Poppa never did come home. They buried him in Italy somewhere. Mother got a picture of the place. It was nothing but rows and rows of white crosses, and Mother wondered which one was Poppa's. Aunt Mae had to hide the picture from her because she just sat down and looked at it and said, "Maybe this one," and pointed, or "It could be that one, Mae," or she'd ask Aunt Mae which one she thought it was. When she couldn't find the picture, she got mad, so Aunt Mae had to give it back to her. Pretty soon it was all torn and yellow, and the crosses were smeared and greasy from Mother rubbing her finger across it. When Aunt Mae went out to sing at night, I'd sit with Mother and watch her look at the picture. She never even knew I was there, but just sat and felt the picture, and then she'd turn it over and look on the back and laugh when she saw there wasn't anything there. I knew I shouldn't be frightened of my own mother, but I was, and I'd wait for Aunt Mae to come home and hope she'd hurry up.

The war plant closed, so Aunt Mae didn't have her job anymore.
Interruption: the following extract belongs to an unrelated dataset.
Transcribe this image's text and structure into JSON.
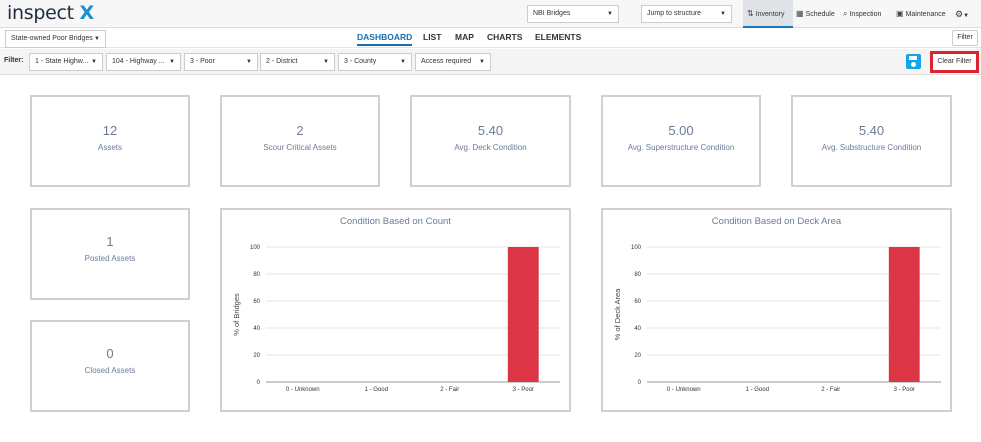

The only money she made was at night when the band went out. She tried to get a job down in town, but all the men who returned had all the jobs. The only thing she could do was be a maid for the rich people who lived on the street to the north, and Aunt Mae didn't want a job like that. All the colored girls would call her white trash if she took a job like that, so she stayed around the house while I was away at school and helped Mother, who couldn't seem to do anything anymore. Mother would begin to clean and then go get the picture from her room and sit and look at it, or else she burned the food when she tried to cook and didn't even smell it to take it off the stove. One day Aunt Mae told her to go sit on the porch while she worked in the house. When I got home from school that afternoon, Aunt Mae ran down the path to get me with a wild look in her eyes. I was scared when I saw her coming and didn't know what was wrong. She grabbed me by the shoulders and said she told Mother to go sit on the porch and now she couldn't find her. That strange feeling ran up my legs and stopped, the one I always get when I'm scared. I told Aunt Mae I didn't see her coming up the path. We went back to the house and looked all over, but we couldn't find her. It was getting dark. Mother was nowhere in the house, so I went up into the hills to walk around and try to think where she could be. I walked through the old place that Poppa had cleared. The pines there were a fine size now. The twilight was always pretty in the pines. I stopped and looked around and thought I heard something by the base of one of them. It was Mother digging at the ground. She looked up and saw me and turned back to the pine and smiled.

"Oh, David, aren't your father's cabbages growing big! I never thought his vegetables would get anywhere in all this clay, but just look. Big, big cabbages your poppa grew."

Aunt Mae got up in the mornings now and made my lunch for school. She learned more about cooking by now and didn't do so bad. When I got off she dressed Mother and let her go outside.

In school I was almost out of Mr. Farney's, which meant I was almost out of grade school. Mr. Farney was different from the other people in the valley. I heard he was from Atlanta, but that wasn't why he was different. It was the way he acted that made him strange. He didn't walk like the other men did. He walked more like a woman who swayed her hips. You could always tell Mr. Farney by his walk, no matter what clothes he was wearing and even if his back was turned to you. He had small feet that sort of pointed in when he walked. He had thin black hair that just lay soft on his head like a baby's. The main thing about Mr. Farney that was different when you saw him was his face. I knew he was almost thirty, but his skin was smooth, and you could see thin blue veins in his forehead and his nose and on his hands. His eyes were the clearest blue you ever saw and were big and wide. Everything else about him was thin, his nose, his mouth, and his body. No matter whether it was warm or cold his ears were always red, and you could almost see through them in some places.